Healthy and successful critiquing groups aren't made up of people who just want to be kind to one another. Your goal is to critically address the glows and grows in your groups' manuscripts, and you want to do that in an environment that promotes encouragement, growth, honesty, and productivity. Hopefully, your critique group feels invigorating. But it won't if someone's deliver gets under your skin. Creating healthy boundaries is a great way to plan for a group's success.
I don't know about you, but I love clear boundaries. Last summer, Lysa TerKeurst came to Scottsdale, and I attended her lecture on how good boundaries help establish healthy relationships. The principle of healthy boundaries can be applied to working with and establishing rules for critiquing groups. Perhaps you establish rules for a critique, noting what might be useful to help your group members stretch their skills.

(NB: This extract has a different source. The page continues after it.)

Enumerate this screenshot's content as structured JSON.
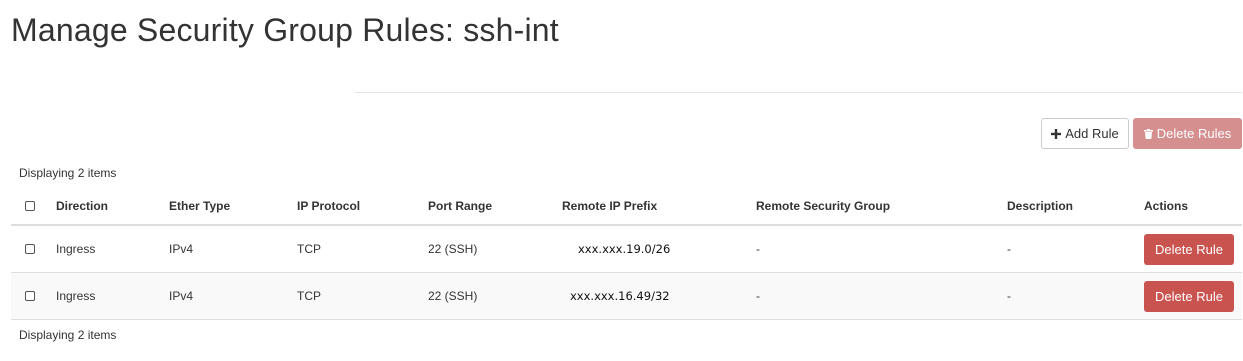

Sticky situations that can show up during in-person critique groups: I've walked into a new critiquing group where one person hijacked the entire meeting by doing all the talking. I've been in a group where a person recentered the discussion on their work rather than on the manuscript in hand. I've been in a group where an individual waxed on about the proper use of commas (also eloquently called polishing the turds), when the author was really hoping to discuss her protagonist's motives. Through these uncomfortable experiences, I've learned to manage expectations and outcomes by discussing and designing the rules in advance with my groups.
Remember, without having clear and established boundaries, a critiquing group can get hijacked, dominated, or weave left when you were hoping to turn right. Setting yourself up for success is a matter of agreeing in advance to a few (or many) rules.